In one embodiment, a computer device is provided, which may be a terminal device, and the internal structure thereof may be as shown in fig. 3. The computer device includes a processor, a memory, and a network interface connected by a system bus. Wherein the processor of the computer device is configured to provide computing and control capabilities. The memory of the computer device includes a readable storage medium. The readable storage medium stores computer readable instructions. The network interface of the computer device is used for communicating with an external terminal through a network connection. The computer readable instructions when executed by a processor implement a vehicle behavior analysis method. The readable storage medium provided by the present embodiment includes a nonvolatile readable storage medium and a volatile readable storage medium.
In an embodiment of the present application, a computer device is provided that includes a memory, a processor, and computer readable instructions stored in the memory and executable on the processor, the processor executing the computer readable instructions to perform the steps of the vehicle behavior analysis method as described above.
In an embodiment of the application, a readable storage medium is provided, the readable storage medium storing computer readable instructions that, when executed by a processor, implement the steps of a vehicle behavior analysis method as described above.

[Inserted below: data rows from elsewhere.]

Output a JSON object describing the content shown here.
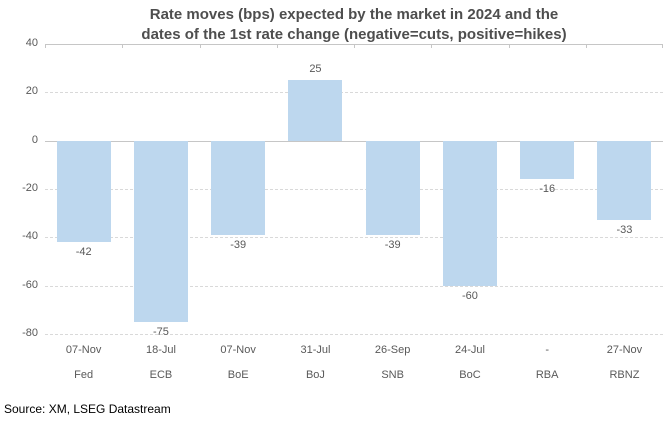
{
  "title": {
    "line1": "Rate moves (bps) expected by the market in 2024 and the",
    "line2": "dates of the 1st rate change (negative=cuts, positive=hikes)"
  },
  "source": "Source: XM, LSEG Datastream",
  "chart_data": {
    "type": "bar",
    "title": "Rate moves (bps) expected by the market in 2024 and the dates of the 1st rate change (negative=cuts, positive=hikes)",
    "categories": [
      "Fed",
      "ECB",
      "BoE",
      "BoJ",
      "SNB",
      "BoC",
      "RBA",
      "RBNZ"
    ],
    "first_change_dates": [
      "07-Nov",
      "18-Jul",
      "07-Nov",
      "31-Jul",
      "26-Sep",
      "24-Jul",
      "-",
      "27-Nov"
    ],
    "values": [
      -42,
      -75,
      -39,
      25,
      -39,
      -60,
      -16,
      -33
    ],
    "xlabel": "",
    "ylabel": "",
    "ylim": [
      -80,
      40
    ],
    "yticks": [
      40,
      20,
      0,
      -20,
      -40,
      -60,
      -80
    ],
    "legend": "none",
    "grid": "horizontal-dashed",
    "bar_color": "#BDD7EE",
    "axis_line_color": "#C6C6C6",
    "gridline_color": "#D9D9D9",
    "label_color": "#595959",
    "title_color": "#4E4E4E"
  }
}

Those skilled in the art will appreciate that implementing all or part of the above described embodiment methods may be accomplished by instructing the associated hardware by computer readable instructions, which may be stored on a non-volatile readable storage medium or a volatile readable storage medium, which when executed may comprise the above described embodiment methods. Any reference to memory, storage, database, or other medium used in embodiments provided herein may include non-volatile and/or volatile memory. The nonvolatile memory can include Read Only Memory (ROM), programmable ROM (PROM), electrically Programmable ROM (EPROM), electrically Erasable Programmable ROM (EEPROM), or flash memory. Volatile memory can include Random Access Memory (RAM) or external cache memory. By way of illustration and not limitation, RAM is available in a variety of forms such as Static RAM (SRAM), dynamic RAM (DRAM), synchronous DRAM (SDRAM), double Data Rate SDRAM (DDRSDRAM), enhanced SDRAM (ESDRAM), synchronous link (SYNCHLINK) DRAM (SLDRAM), memory bus (Rambus) direct RAM (RDRAM), direct memory bus dynamic RAM (DRDRAM), and memory bus dynamic RAM (RDRAM), among others.
It will be apparent to those skilled in the art that, for convenience and brevity of description, only the above-described division of the functional units and modules is illustrated, and in practical application, the above-described functional distribution may be performed by different functional units and modules according to needs, i.e. the internal structure of the apparatus is divided into different functional units or modules to perform all or part of the above-described functions.
The above embodiments are only for illustrating the technical solution of the present invention, and are not limiting; although the invention has been described in detail with reference to the foregoing embodiments, it will be understood by those of ordinary skill in the art that: the technical scheme described in the foregoing embodiments can be modified or some technical features thereof can be replaced by equivalents; such modifications and substitutions do not depart from the spirit and scope of the technical solutions of the embodiments of the present invention, and are intended to be included in the scope of the present invention.